Jesús había dicho a sus discípulos: «El que quiera
venir conmigo, que se niegue a sí mismo, que cargue con su cruz y me siga».
San Mateo 27, 32;
16, 24
EL párrafo es de Marcos y en pocas palabras narra una
historia que todos podríamos reconocer como la nuestra: "Y obligaron a uno
que pasaba, a Simón de Cirene, que volvía del campo, el padre de Alejandro y de
Rufo, a que llevara la cruz de Jesús" (Mc. 15,21). Se hacía tarde, la
sentencia había de ejecutarse y Cristo, quebrado por el brutal castigo, parecía
no poder alcanzar el Gólgota. Los soldados, temerosos de no cumplir la ley,
buscaron entonces a alguien que ayudase al Condenado en su tránsito hacia la
infamia.
Es fácil imaginar el enojo de Simón. Nada le unía a
Jesucristo. Ni tan siquiera la ira ciega de los acusadores. Él, al regresar de
su faena, sólo pasaba por allí. Con certeza, protestó y se resistió. Compartir
camino con un reo de muerte debía considerarse un acto ofensivo para el honor
de un hombre libre. Aun así, de nada sirvió su oposición. Obligado, según
precisa el evangelista, tomó sobre sus hombros el madero y acompañó al Nazareno
en sus últimos pasos.
¿Qué somos nosotros sino cirineos que repudiamos y
maldecimos el dolor con el que nos hace cargar la vida? Un dolor que jamás
consideramos justo, que destroza nuestra lógica y se nos representa siempre
impuesto, ajeno e incomprensible. También en nuestro caso se nos fuerza a beber
del cáliz de la amargura, a soportar las cuchilladas que, de pronto y porque
sí, se nos cruzan en cualquier momento y en cualquier esquina.

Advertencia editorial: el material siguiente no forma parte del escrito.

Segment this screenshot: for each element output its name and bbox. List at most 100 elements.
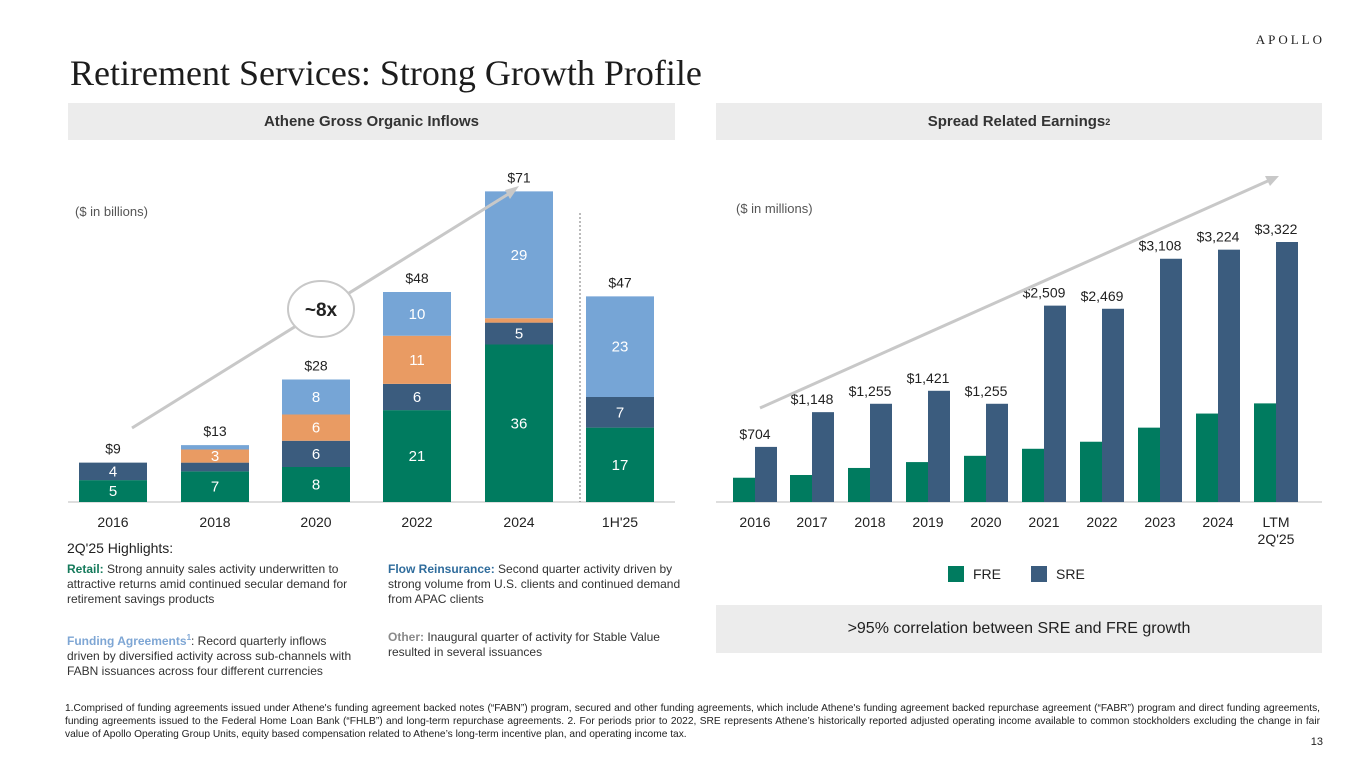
highlight-other: Other: Inaugural quarter of activity for…	[388, 630, 688, 660]
highlight-funding-text: : Record quarterly inflows driven by div…	[67, 634, 352, 678]
inflows-units-label: ($ in billions)	[75, 204, 148, 219]
highlight-other-text: Inaugural quarter of activity for Stable…	[388, 630, 660, 659]
sre-bar-sre-3	[928, 390, 950, 502]
legend-swatch-sre	[1031, 566, 1047, 582]
page-number: 13	[1310, 736, 1323, 748]
correlation-note: >95% correlation between SRE and FRE gro…	[716, 605, 1322, 653]
inflows-segment-label: 29	[511, 247, 528, 264]
inflows-bar-retail-1	[181, 471, 249, 502]
inflows-total-label: $48	[405, 270, 429, 286]
inflows-bar-retail-5	[586, 427, 654, 502]
sre-x-tick-label: 2Q'25	[1258, 531, 1295, 547]
inflows-panel-title: Athene Gross Organic Inflows	[263, 113, 480, 130]
sre-x-tick-label: 2016	[739, 514, 770, 530]
inflows-segment-label: 5	[515, 326, 523, 343]
sre-bar-fre-5	[1022, 448, 1044, 502]
sre-bar-sre-7	[1160, 258, 1182, 502]
sre-x-tick-label: 2021	[1028, 514, 1059, 530]
highlight-retail-label: Retail:	[67, 562, 104, 576]
inflows-x-tick-label: 2024	[503, 514, 534, 530]
sre-x-tick-label: 2018	[854, 514, 885, 530]
sre-value-label: $3,108	[1139, 238, 1182, 254]
inflows-bar-retail-4	[485, 344, 553, 502]
sre-legend: FRE SRE	[948, 566, 1085, 582]
inflows-segment-label: 6	[312, 420, 320, 437]
inflows-total-label: $13	[203, 423, 227, 439]
highlight-flow: Flow Reinsurance: Second quarter activit…	[388, 562, 693, 607]
sre-bar-fre-1	[790, 474, 812, 502]
sre-value-label: $3,224	[1197, 229, 1240, 245]
sre-bar-sre-0	[755, 446, 777, 502]
inflows-bar-flow-reinsurance-0	[79, 462, 147, 481]
sre-units-label: ($ in millions)	[736, 201, 813, 216]
highlight-funding-label: Funding Agreements	[67, 634, 187, 648]
inflows-bar-other-2	[282, 414, 350, 441]
inflows-bar-flow-reinsurance-1	[181, 462, 249, 472]
legend-swatch-fre	[948, 566, 964, 582]
inflows-bar-funding-agreements-1	[181, 445, 249, 450]
sre-bar-fre-8	[1196, 413, 1218, 502]
sre-bar-sre-4	[986, 403, 1008, 502]
sre-value-label: $2,509	[1023, 285, 1066, 301]
sre-bar-sre-9	[1276, 242, 1298, 502]
sre-value-label: $3,322	[1255, 221, 1298, 237]
legend-label-fre: FRE	[973, 566, 1001, 582]
inflows-total-label: $71	[507, 169, 531, 185]
inflows-segment-label: 8	[312, 477, 320, 494]
sre-title-footnote-ref: 2	[1105, 116, 1111, 127]
inflows-bar-retail-0	[79, 480, 147, 502]
inflows-segment-label: 7	[211, 479, 219, 496]
sre-bar-fre-7	[1138, 427, 1160, 502]
sre-panel-title: Spread Related Earnings	[927, 113, 1106, 130]
sre-value-label: $1,255	[965, 383, 1008, 399]
footnote: 1.Comprised of funding agreements issued…	[65, 703, 1320, 740]
highlight-retail: Retail: Strong annuity sales activity un…	[67, 562, 367, 607]
apollo-logo: APOLLO	[1255, 32, 1325, 47]
inflows-bar-other-3	[383, 335, 451, 384]
inflows-growth-arrowhead	[505, 186, 519, 199]
inflows-bar-funding-agreements-5	[586, 296, 654, 397]
sre-growth-arrow	[759, 178, 1271, 410]
inflows-total-label: $47	[608, 274, 632, 290]
sre-panel-header: Spread Related Earnings 2	[716, 103, 1322, 140]
inflows-x-tick-label: 2018	[199, 514, 230, 530]
sre-bar-sre-2	[870, 403, 892, 502]
inflows-panel-header: Athene Gross Organic Inflows	[68, 103, 675, 140]
page-title: Retirement Services: Strong Growth Profi…	[70, 53, 702, 93]
inflows-segment-label: 3	[211, 448, 219, 465]
inflows-segment-label: 36	[511, 415, 528, 432]
inflows-x-tick-label: 2016	[97, 514, 128, 530]
sre-bar-fre-2	[848, 467, 870, 502]
inflows-bar-retail-3	[383, 410, 451, 502]
inflows-bar-funding-agreements-2	[282, 379, 350, 415]
sre-x-tick-label: 2019	[912, 514, 943, 530]
sre-value-label: $1,255	[849, 383, 892, 399]
inflows-bar-flow-reinsurance-5	[586, 397, 654, 428]
sre-bar-fre-0	[733, 477, 755, 502]
legend-item-sre: SRE	[1031, 566, 1085, 582]
inflows-x-tick-label: 2020	[300, 514, 331, 530]
inflows-bar-other-4	[485, 318, 553, 323]
inflows-bar-flow-reinsurance-2	[282, 440, 350, 467]
inflows-bar-funding-agreements-4	[485, 191, 553, 319]
highlight-funding-sup: 1	[186, 633, 192, 642]
correlation-note-text: >95% correlation between SRE and FRE gro…	[847, 620, 1191, 637]
sre-bar-sre-8	[1218, 249, 1240, 502]
highlight-flow-text: Second quarter activity driven by strong…	[388, 562, 681, 606]
legend-item-fre: FRE	[948, 566, 1001, 582]
inflows-segment-label: 10	[409, 306, 426, 323]
inflows-segment-label: 8	[312, 389, 320, 406]
inflows-x-tick-label: 2022	[401, 514, 432, 530]
inflows-segment-label: 23	[612, 339, 629, 356]
inflows-x-tick-label: 1H'25	[602, 514, 638, 530]
inflows-total-label: $28	[304, 358, 328, 374]
inflows-segment-label: 21	[409, 448, 426, 465]
inflows-bar-other-1	[181, 449, 249, 463]
inflows-segment-label: 11	[409, 352, 425, 369]
sre-bar-fre-4	[964, 455, 986, 502]
highlights-title: 2Q'25 Highlights:	[67, 540, 174, 556]
sre-x-tick-label: 2023	[1144, 514, 1175, 530]
inflows-bar-funding-agreements-3	[383, 292, 451, 336]
inflows-total-label: $9	[105, 441, 121, 457]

Ante una realidad tan inobjetable, constante y
universal, puede uno insultar a los cielos, pedir cuentas del infortunio y
cerrar el corazón al tenue y casi imperceptible sentido del sinsentido. O
puede, como Simón, el africano, seguir adelante a pesar de todo, esperar luz en
la negrura, confiar en esa calma improbable que quizás llegará tras la
tormenta.
Para los que nos decimos cristianos, el primer cirineo
recibió el maravilloso don de ser convertido por el Hijo de Dios en copartícipe
de su obra salvífica, de ser instruido, de forma singular y directísima, en el
conocimiento del evangelio de la cruz. Es digno de Cristo quien lleva su cruz
con Él. Hay datos para concluir que Simón al cabo lo entendió. El hecho mismo
de que en el texto se cite a sus hijos como personas conocidas por la primitiva
comunidad cristiana nos hace pensar que el de Cirene, en aquellos metros
esenciales, transmutó su humanísima rebeldía en bendita disponibilidad.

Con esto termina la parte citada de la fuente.